Many convicted murderers hold on to the thinnest thread of hope—thinking that someday some hotshot, enthusiastic young lawyer will take their case and spring them on a technicality or a glitch in the trial, thus rescuing them from the miserable life of prison. With that in mind, I thought Jeff would see things differently because he had been a cop. He knows the law. He understands how the system works. Opening up, giving me the answers to those hard questions, could only help Jeff.

But he refused, and sent me this, instead:

I obviously should have gone about things far differently than I did. I exercised poor judgment and made a plethora of poor and bad decisions.
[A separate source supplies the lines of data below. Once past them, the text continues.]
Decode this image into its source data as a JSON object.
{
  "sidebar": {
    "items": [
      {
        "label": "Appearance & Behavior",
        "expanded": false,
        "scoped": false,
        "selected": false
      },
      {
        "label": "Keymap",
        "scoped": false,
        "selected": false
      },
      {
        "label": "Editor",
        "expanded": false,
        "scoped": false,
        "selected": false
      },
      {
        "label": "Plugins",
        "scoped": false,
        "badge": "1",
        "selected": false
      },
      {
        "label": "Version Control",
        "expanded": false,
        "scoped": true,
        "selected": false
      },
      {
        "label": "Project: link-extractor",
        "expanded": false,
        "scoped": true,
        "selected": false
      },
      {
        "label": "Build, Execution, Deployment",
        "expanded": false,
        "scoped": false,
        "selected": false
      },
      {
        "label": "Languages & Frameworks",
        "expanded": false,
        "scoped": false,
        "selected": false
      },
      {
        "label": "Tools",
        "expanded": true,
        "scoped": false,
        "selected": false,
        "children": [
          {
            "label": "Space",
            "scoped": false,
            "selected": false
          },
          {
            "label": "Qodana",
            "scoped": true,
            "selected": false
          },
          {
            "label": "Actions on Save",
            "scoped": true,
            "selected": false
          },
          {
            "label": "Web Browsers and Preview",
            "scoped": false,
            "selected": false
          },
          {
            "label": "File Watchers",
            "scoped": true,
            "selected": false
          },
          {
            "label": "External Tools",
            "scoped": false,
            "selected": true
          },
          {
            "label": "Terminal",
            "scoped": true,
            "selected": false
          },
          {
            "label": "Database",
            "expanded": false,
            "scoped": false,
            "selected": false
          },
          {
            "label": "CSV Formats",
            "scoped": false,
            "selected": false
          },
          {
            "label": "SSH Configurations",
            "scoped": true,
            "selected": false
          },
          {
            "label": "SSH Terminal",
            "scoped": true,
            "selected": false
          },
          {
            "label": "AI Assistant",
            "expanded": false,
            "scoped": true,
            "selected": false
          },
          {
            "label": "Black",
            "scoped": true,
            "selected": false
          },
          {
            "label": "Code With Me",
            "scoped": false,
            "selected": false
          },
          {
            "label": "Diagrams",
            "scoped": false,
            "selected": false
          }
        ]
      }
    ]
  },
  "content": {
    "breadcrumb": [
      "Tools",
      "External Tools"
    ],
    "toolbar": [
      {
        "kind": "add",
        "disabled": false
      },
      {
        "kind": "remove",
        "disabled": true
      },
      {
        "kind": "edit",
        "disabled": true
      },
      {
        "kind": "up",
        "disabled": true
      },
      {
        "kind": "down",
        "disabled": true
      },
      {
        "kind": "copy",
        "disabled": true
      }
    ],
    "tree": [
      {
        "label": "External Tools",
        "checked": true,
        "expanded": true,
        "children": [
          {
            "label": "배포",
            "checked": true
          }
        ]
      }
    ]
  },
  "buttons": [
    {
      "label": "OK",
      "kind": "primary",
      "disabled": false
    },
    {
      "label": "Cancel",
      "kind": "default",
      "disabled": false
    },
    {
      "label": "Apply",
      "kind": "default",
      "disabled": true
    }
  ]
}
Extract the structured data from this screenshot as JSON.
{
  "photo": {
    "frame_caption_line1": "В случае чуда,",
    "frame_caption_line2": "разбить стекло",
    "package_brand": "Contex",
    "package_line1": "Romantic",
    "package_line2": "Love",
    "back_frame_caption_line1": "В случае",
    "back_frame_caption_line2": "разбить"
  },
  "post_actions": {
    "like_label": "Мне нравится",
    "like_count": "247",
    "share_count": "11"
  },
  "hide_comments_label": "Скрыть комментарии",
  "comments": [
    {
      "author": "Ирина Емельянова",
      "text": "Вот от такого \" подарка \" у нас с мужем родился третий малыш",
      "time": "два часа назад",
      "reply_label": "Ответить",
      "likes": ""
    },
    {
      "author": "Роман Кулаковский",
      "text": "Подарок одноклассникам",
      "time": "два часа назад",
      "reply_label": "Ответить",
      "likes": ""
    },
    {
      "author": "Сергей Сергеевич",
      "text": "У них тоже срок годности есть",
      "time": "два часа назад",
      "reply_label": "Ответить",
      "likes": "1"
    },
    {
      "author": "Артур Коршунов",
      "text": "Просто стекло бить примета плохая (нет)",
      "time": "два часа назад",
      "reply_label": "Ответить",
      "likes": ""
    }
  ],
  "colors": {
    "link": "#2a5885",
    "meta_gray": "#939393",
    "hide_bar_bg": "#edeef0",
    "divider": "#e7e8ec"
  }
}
I also readily concede that I could have and should have taken steps to prevent things or to prevent the situation I was in to deteriorate to the point it did. With all of that said . . . I still made the choices I made.

Then, in what can be construed as a bizarre choice of words, Jeff added:

Again, I do not regret my actions and am sorry for the adversive [sic] impact they had and continue to have on the Bates, the Klughs, my former step-daughters, my children, my family, Jessica’s family, the few friends I have at this point, as well as the other people involved with or connected to my case in some way. What I did is most likely inexplicable and inexcusable at least where most people are concerned.

“Most people”? “Most likely”? The guy did not regret his actions? What was Jeff McCord saying to us here?

Jeff McCord is a strange human being. Jeff was a lot smarter on paper than his behavior would lead you to believe. Something, somewhere, went wrong for Jeff. What, exactly, only Jeff McCord knows.